Ma non si tratta soltanto di sapere quanti soldi ciascuno di quei soggetti è pronto a investire in Italia, perché la faccenda è assai più importante e non si può certo maneggiare con gli artifici degli annunci tonitruanti quanto inconsistenti. L’AI è spesso trattata con l’uso del fanta-horror, con mani non umane che s’impadroniscano del mondo. Baggianate. I problemi sono tre e s’intrecciano con l’annuncio di un investimento di Microsoft in Italia, per un valore di 4,3 miliardi e destinato al cloud e all’intelligenza artificiale.
1. L’AI resterà in mani umane, ma quante sono queste mani? Oggi sono troppo poche e il compito di spezzare le posizioni dominanti non è del mercato, ma degli Stati. Il problema è che il primo è al singolare e i secondi al plurale. San Marino – che è un piccolo Stato con una grande storia – ha multato per 3,5 milioni di euro TikTok per questioni legate alle registrazioni. Generoso ma temerario, visto che le due dimensioni non sono comparabili. Davanti a quelle pochissime mani ogni singolo Stato somiglia a San Marino. E qui serve iniziativa politica e sovranazionalità (che è il contrario del nazionalismo sovranista).

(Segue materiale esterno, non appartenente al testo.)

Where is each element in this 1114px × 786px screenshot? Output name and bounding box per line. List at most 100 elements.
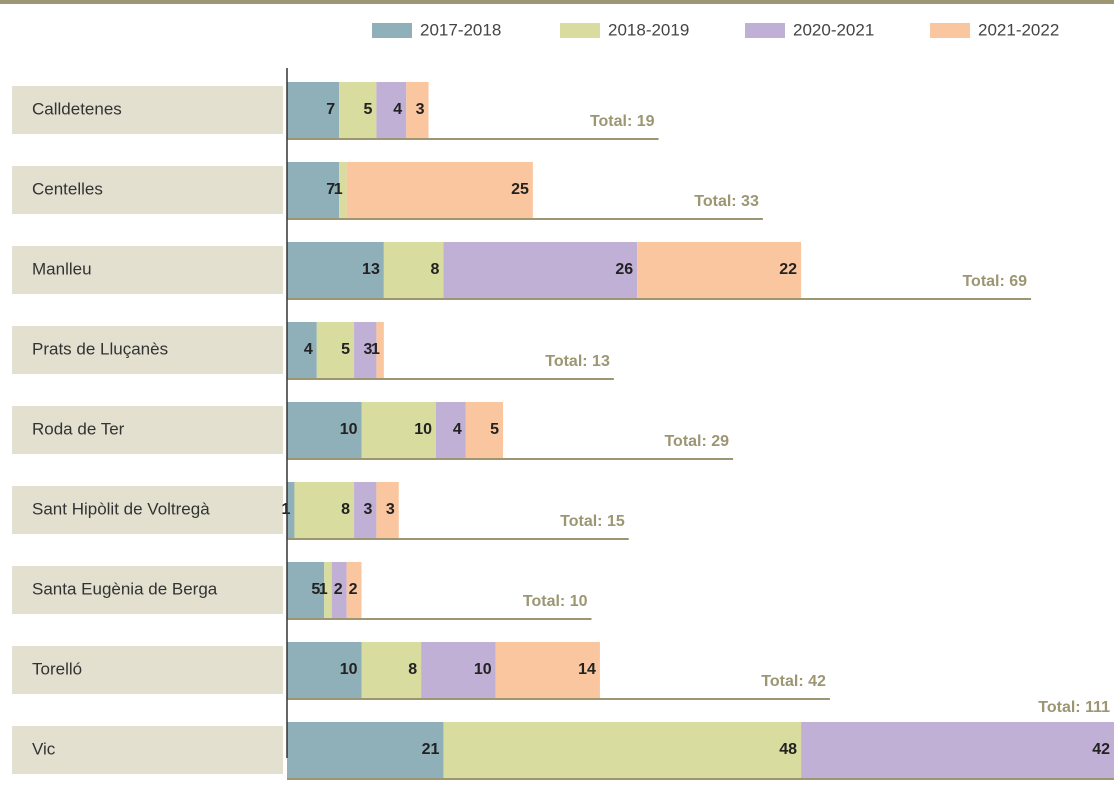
category-box — [12, 326, 283, 374]
data-label: 8 — [341, 501, 350, 518]
bar-segment — [324, 562, 332, 618]
bar-segment — [436, 402, 466, 458]
data-label: 22 — [779, 261, 797, 278]
total-label: Total: 13 — [545, 353, 610, 370]
data-label: 48 — [779, 741, 797, 758]
data-label: 10 — [474, 661, 492, 678]
data-label: 14 — [578, 661, 596, 678]
data-label: 10 — [340, 421, 358, 438]
data-label: 26 — [615, 261, 633, 278]
bar-segment — [354, 322, 377, 378]
bar-segment — [287, 162, 340, 218]
data-label: 8 — [431, 261, 440, 278]
data-label: 3 — [416, 101, 425, 118]
total-label: Total: 69 — [962, 273, 1027, 290]
data-label: 1 — [334, 181, 343, 198]
category-label: Calldetenes — [32, 99, 122, 118]
bar-segment — [376, 482, 399, 538]
total-label: Total: 111 — [1038, 699, 1110, 716]
data-label: 21 — [422, 741, 440, 758]
bar-segment — [465, 402, 504, 458]
data-label: 42 — [1092, 741, 1110, 758]
category-label: Roda de Ter — [32, 419, 125, 438]
data-label: 5 — [341, 341, 350, 358]
bar-segment — [287, 722, 444, 778]
bar-segment — [406, 82, 429, 138]
legend-swatch — [560, 23, 600, 38]
legend-swatch — [930, 23, 970, 38]
data-label: 25 — [511, 181, 529, 198]
category-box — [12, 406, 283, 454]
category-label: Torelló — [32, 659, 82, 678]
bar-segment — [316, 322, 355, 378]
bar-segment — [801, 722, 1114, 778]
bar-segment — [443, 242, 638, 298]
category-box — [12, 566, 283, 614]
legend-label: 2020-2021 — [793, 20, 874, 39]
bar-segment — [346, 162, 533, 218]
bar-segment — [361, 642, 422, 698]
bar-segment — [339, 82, 377, 138]
category-label: Prats de Lluçanès — [32, 339, 168, 358]
data-label: 4 — [393, 101, 402, 118]
legend-label: 2018-2019 — [608, 20, 689, 39]
data-label: 3 — [386, 501, 395, 518]
data-label: 5 — [363, 101, 372, 118]
total-label: Total: 42 — [761, 673, 826, 690]
bar-segment — [287, 562, 325, 618]
data-label: 5 — [311, 581, 320, 598]
legend-swatch — [372, 23, 412, 38]
category-label: Centelles — [32, 179, 103, 198]
bar-segment — [339, 162, 347, 218]
data-label: 7 — [326, 101, 335, 118]
category-box — [12, 86, 283, 134]
data-label: 7 — [326, 181, 335, 198]
top-rule — [0, 0, 1114, 4]
data-label: 5 — [490, 421, 499, 438]
legend-label: 2017-2018 — [420, 20, 501, 39]
data-label: 3 — [363, 341, 372, 358]
category-box — [12, 726, 283, 774]
category-label: Sant Hipòlit de Voltregà — [32, 499, 210, 518]
category-label: Vic — [32, 739, 56, 758]
data-label: 2 — [334, 581, 343, 598]
legend-swatch — [745, 23, 785, 38]
bar-segment — [287, 482, 295, 538]
total-label: Total: 33 — [694, 193, 759, 210]
bar-segment — [376, 82, 407, 138]
category-label: Manlleu — [32, 259, 92, 278]
bar-segment — [287, 82, 340, 138]
category-box — [12, 166, 283, 214]
bar-segment — [383, 242, 444, 298]
bar-segment — [287, 242, 384, 298]
bar-segment — [354, 482, 377, 538]
bar-segment — [294, 482, 355, 538]
data-label: 1 — [282, 501, 291, 518]
category-box — [12, 646, 283, 694]
data-label: 8 — [408, 661, 417, 678]
data-label: 13 — [362, 261, 380, 278]
bar-segment — [361, 402, 437, 458]
bar-segment — [287, 322, 317, 378]
bar-segment — [495, 642, 600, 698]
data-label: 1 — [371, 341, 380, 358]
data-label: 10 — [414, 421, 432, 438]
data-label: 2 — [349, 581, 358, 598]
bar-segment — [443, 722, 802, 778]
legend-label: 2021-2022 — [978, 20, 1059, 39]
bar-segment — [421, 642, 496, 698]
total-label: Total: 29 — [664, 433, 729, 450]
bar-segment — [376, 322, 384, 378]
category-label: Santa Eugènia de Berga — [32, 579, 218, 598]
total-label: Total: 19 — [590, 113, 655, 130]
data-label: 10 — [340, 661, 358, 678]
bar-segment — [331, 562, 347, 618]
data-label: 3 — [363, 501, 372, 518]
bar-segment — [287, 642, 362, 698]
category-box — [12, 246, 283, 294]
category-box — [12, 486, 283, 534]
data-label: 1 — [319, 581, 328, 598]
total-label: Total: 15 — [560, 513, 625, 530]
bar-segment — [287, 402, 362, 458]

2. La tecnologia digitale la maneggi senza che emetta odori o fumi, sembra la cosa più rispettosa dell’ambiente ma è terribilmente energivora. Per spingersi avanti senza procurarsi ulteriori guai si deve produrre l’energia supplementare da fonti decarbonizzate. Nucleare compreso, che la sprigiona facendolo e non parlandone. Altrimenti il Paese ospitante questi monumentali centri dati si ritroverebbe con un ancora maggiore deficit energetico, il cui costo ricade su tutti.
3. Per usare i sistemi digitali, AI compresa, si può anche essere ignoranti. Viviamo nel mondo in cui si reclama la disconnessione per chi ci lavora e si lascia la connessione perpetua a chi annega nel niente social. Per maneggiarla e indirizzarla, come anche per utilizzarla a proprio (e non suo) vantaggio, occorre istruzione. L’AI non ha nulla d’inquietante per le risposte che propone, lo ha per le eventuali domande che vengono poste e per l’assenza di spirito critico e capacità documentata di dubitare. E serve istruzione generale, non solo le istruzioni che i gestori forniranno ai loro dipendenti perché collaborino alla loro grandezza.
4. Noi dove siamo, in tutto questo? A scuola si pretende di buttare fuori i terminali ludici (giustamente), ma si è incapaci di far entrare la loro funzione integrata con gli studi e lo studio dei medesimi. Sul lato energetico ci s’arrabatta a sperare di rimandare le scadenze anti emissioni, senza manco dire che cosa si vorrebbe fare nel frattempo. Sul lato coordinamento internazionale si ripete la sciatteria del “basta burocrazia”, ignorando che le regole hanno bisogno di procedure e che a Roma neanche la carta d’identità digitale puoi prendere, nel sito del Ministero degli Interni. Difficile approcciare la questione solo badando al «Tessooroo». Tanto più che l’inanellato girava in mutande.